I looked past him into the pub where candles flickered like grimy stars on each table. A group of college kids was making its way to the pool table at the back, the girls stirring candy-coloured drinks with tiny straws. Two older men in plaid shirts drank beer and ate nuts at the bar while they watched hockey on televisions that were hung from the ceiling, and three young women sipped white wine and looked around the room instead of talking to each other. One couple sat facing my dad, a blond woman leaning back into the man she was with, a number of shot glasses and beer bottles scattered on the table beside them. The man seemed to be having a hard time keeping his head from bobbing around. The woman was staring at my father. When the man said something in her ear she swatted at his face with long fingers and didn’t take her eyes off the stage. I looked around for others listening the same way but, outside of a few people nodding their heads to the music now and then, no one else seemed to be paying much attention.
When he stopped playing, the blond woman was the first to clap. She sat up straight and pressed her elbows against either side of her chest. A few others turned to applaud as well, but none as vigorously as she did. I heard my dad say something about taking a break and I dropped down again as he slid off his stool.
I peeked one last time and saw him standing in front of the stage, pouring more wine into his glass. He was talking to the woman. She smiled with big
white teeth and tossed her blond hair over her shoulder when she laughed. The man she’d been sitting with had fallen asleep with his chin on his chest and was being nudged, hard, by a chubby waitress as she cleared the empty bottles left on their table into a black dish tub. Dad walked in the direction of the bar, the woman chatting close beside him. He smiled at her in a way that was moist and young, a smile that bared too many teeth and a hunger I couldn’t recognize.
I rode home. Fast. The wind felt colder, like it was scratching my throat with long frigid fingernails. I was suddenly very tired and I wanted my bed. My radio. My blankets. My mother’s inaudible breaths in Moonman’s pauses. I stood on my pedals and pumped hard, turning from one street to the next in wide arcs. A block from my house, I took a corner too quickly.
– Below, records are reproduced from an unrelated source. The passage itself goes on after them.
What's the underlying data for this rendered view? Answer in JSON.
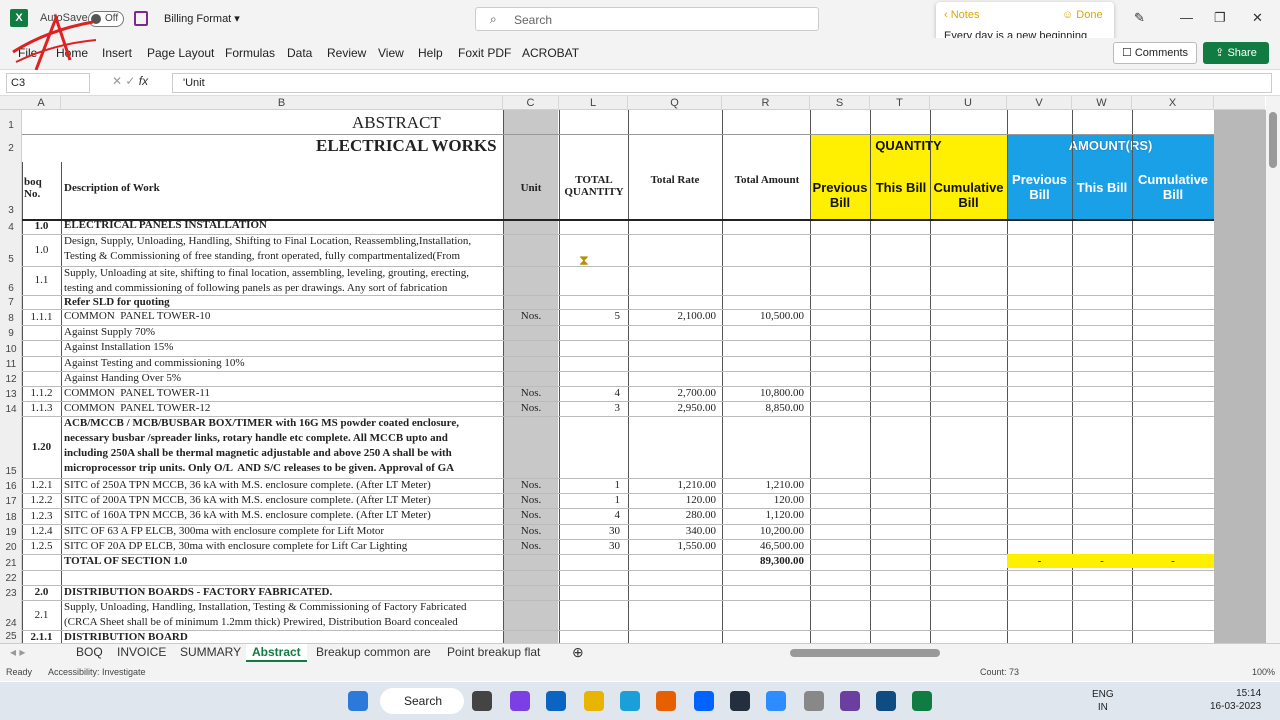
{
  "titlebar": {
    "autosave": "AutoSave",
    "toggle": "Off",
    "doc_title": "Billing Format",
    "search_placeholder": "Search"
  },
  "notes": {
    "back": "Notes",
    "done": "Done",
    "text": "Every day is a new beginning"
  },
  "menu": [
    "File",
    "Home",
    "Insert",
    "Page Layout",
    "Formulas",
    "Data",
    "Review",
    "View",
    "Help",
    "Foxit PDF",
    "ACROBAT"
  ],
  "comments": "Comments",
  "share": "Share",
  "formula": {
    "cell": "C3",
    "content": "'Unit"
  },
  "columns": [
    "A",
    "B",
    "C",
    "L",
    "Q",
    "R",
    "S",
    "T",
    "U",
    "V",
    "W",
    "X"
  ],
  "sheet_title": "ABSTRACT",
  "sheet_subtitle": "ELECTRICAL WORKS",
  "headers": {
    "boq": "boq No.",
    "desc": "Description of Work",
    "unit": "Unit",
    "tq": "TOTAL QUANTITY",
    "rate": "Total Rate",
    "amount": "Total Amount",
    "quantity": "QUANTITY",
    "amount_rs": "AMOUNT(RS)",
    "prev": "Previous Bill",
    "this": "This Bill",
    "cum": "Cumulative Bill"
  },
  "rows": [
    {
      "n": "4",
      "boq": "1.0",
      "desc": "ELECTRICAL PANELS INSTALLATION",
      "bold": true,
      "unit": "",
      "qty": "",
      "rate": "",
      "amt": ""
    },
    {
      "n": "5",
      "boq": "1.0",
      "desc": "Design, Supply, Unloading, Handling, Shifting to Final Location, Reassembling,Installation,",
      "desc2": "Testing & Commissioning of free standing, front operated, fully compartmentalized(From",
      "unit": "",
      "qty": "",
      "rate": "",
      "amt": ""
    },
    {
      "n": "6",
      "boq": "1.1",
      "desc": "Supply, Unloading at site, shifting to final location, assembling, leveling, grouting, erecting,",
      "desc2": "testing and commissioning of following panels as per drawings. Any sort of fabrication",
      "unit": "",
      "qty": "",
      "rate": "",
      "amt": ""
    },
    {
      "n": "7",
      "boq": "",
      "desc": "Refer SLD for quoting",
      "bold": true,
      "unit": "",
      "qty": "",
      "rate": "",
      "amt": ""
    },
    {
      "n": "8",
      "boq": "1.1.1",
      "desc": "COMMON  PANEL TOWER-10",
      "unit": "Nos.",
      "qty": "5",
      "rate": "2,100.00",
      "amt": "10,500.00"
    },
    {
      "n": "9",
      "boq": "",
      "desc": "Against Supply 70%",
      "unit": "",
      "qty": "",
      "rate": "",
      "amt": ""
    },
    {
      "n": "10",
      "boq": "",
      "desc": "Against Installation 15%",
      "unit": "",
      "qty": "",
      "rate": "",
      "amt": ""
    },
    {
      "n": "11",
      "boq": "",
      "desc": "Against Testing and commissioning 10%",
      "unit": "",
      "qty": "",
      "rate": "",
      "amt": ""
    },
    {
      "n": "12",
      "boq": "",
      "desc": "Against Handing Over 5%",
      "unit": "",
      "qty": "",
      "rate": "",
      "amt": ""
    },
    {
      "n": "13",
      "boq": "1.1.2",
      "desc": "COMMON  PANEL TOWER-11",
      "unit": "Nos.",
      "qty": "4",
      "rate": "2,700.00",
      "amt": "10,800.00"
    },
    {
      "n": "14",
      "boq": "1.1.3",
      "desc": "COMMON  PANEL TOWER-12",
      "unit": "Nos.",
      "qty": "3",
      "rate": "2,950.00",
      "amt": "8,850.00"
    },
    {
      "n": "15",
      "boq": "1.20",
      "desc": "ACB/MCCB / MCB/BUSBAR BOX/TIMER with 16G MS powder coated enclosure,",
      "desc2": "necessary busbar /spreader links, rotary handle etc complete. All MCCB upto and",
      "desc3": "including 250A shall be thermal magnetic adjustable and above 250 A shall be with",
      "desc4": "microprocessor trip units. Only O/L  AND S/C releases to be given. Approval of GA",
      "bold": true,
      "unit": "",
      "qty": "",
      "rate": "",
      "amt": ""
    },
    {
      "n": "16",
      "boq": "1.2.1",
      "desc": "SITC of 250A TPN MCCB, 36 kA with M.S. enclosure complete. (After LT Meter)",
      "unit": "Nos.",
      "qty": "1",
      "rate": "1,210.00",
      "amt": "1,210.00"
    },
    {
      "n": "17",
      "boq": "1.2.2",
      "desc": "SITC of 200A TPN MCCB, 36 kA with M.S. enclosure complete. (After LT Meter)",
      "unit": "Nos.",
      "qty": "1",
      "rate": "120.00",
      "amt": "120.00"
    },
    {
      "n": "18",
      "boq": "1.2.3",
      "desc": "SITC of 160A TPN MCCB, 36 kA with M.S. enclosure complete. (After LT Meter)",
      "unit": "Nos.",
      "qty": "4",
      "rate": "280.00",
      "amt": "1,120.00"
    },
    {
      "n": "19",
      "boq": "1.2.4",
      "desc": "SITC OF 63 A FP ELCB, 300ma with enclosure complete for Lift Motor",
      "unit": "Nos.",
      "qty": "30",
      "rate": "340.00",
      "amt": "10,200.00"
    },
    {
      "n": "20",
      "boq": "1.2.5",
      "desc": "SITC OF 20A DP ELCB, 30ma with enclosure complete for Lift Car Lighting",
      "unit": "Nos.",
      "qty": "30",
      "rate": "1,550.00",
      "amt": "46,500.00"
    },
    {
      "n": "21",
      "boq": "",
      "desc": "TOTAL OF SECTION 1.0",
      "bold": true,
      "unit": "",
      "qty": "",
      "rate": "",
      "amt": "89,300.00",
      "dash": "-"
    },
    {
      "n": "22",
      "boq": "",
      "desc": "",
      "unit": "",
      "qty": "",
      "rate": "",
      "amt": ""
    },
    {
      "n": "23",
      "boq": "2.0",
      "desc": "DISTRIBUTION BOARDS - FACTORY FABRICATED.",
      "bold": true,
      "unit": "",
      "qty": "",
      "rate": "",
      "amt": ""
    },
    {
      "n": "24",
      "boq": "2.1",
      "desc": "Supply, Unloading, Handling, Installation, Testing & Commissioning of Factory Fabricated",
      "desc2": "(CRCA Sheet shall be of minimum 1.2mm thick) Prewired, Distribution Board concealed",
      "unit": "",
      "qty": "",
      "rate": "",
      "amt": ""
    },
    {
      "n": "25",
      "boq": "2.1.1",
      "desc": "DISTRIBUTION BOARD",
      "bold": true,
      "unit": "",
      "qty": "",
      "rate": "",
      "amt": ""
    }
  ],
  "sheet_tabs": [
    "BOQ",
    "INVOICE",
    "SUMMARY",
    "Abstract",
    "Breakup common are",
    "Point breakup flat"
  ],
  "status": {
    "ready": "Ready",
    "access": "Accessibility: Investigate",
    "count": "Count: 73",
    "zoom": "100%"
  },
  "taskbar": {
    "search": "Search",
    "lang1": "ENG",
    "lang2": "IN",
    "time": "15:14",
    "date": "16-03-2023"
  }
}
I remember headlights. And that is all.
Nauseous in the aluminum lighting.
Thick throbbing in my ears.
Mom and Dad shadows cut out against a white ceiling.
Alice’s singsong voice at the end of a long, warbling tunnel.
Can’t talk. Can’t move.
Nurses checking tubes and dials, stroking my forehead when they looked down from far up, into my eyes. In the light, a dull, faraway inescapable pain.
Dad somewhere in the room with his guitar once. Or always.
Mom hovering in the quiet spaces between.
I left the hospital near the end of autumn. The surgeon came down to see me on my last day and ruffled my hair and told me to buy a lottery ticket on the way home. When my mother wheeled me through the front door, I knew right away the house was not the same—a new emptiness in the hallway, the coat rack gone, the spider plant no longer trickling its spindly leaves from a stand by the stairs.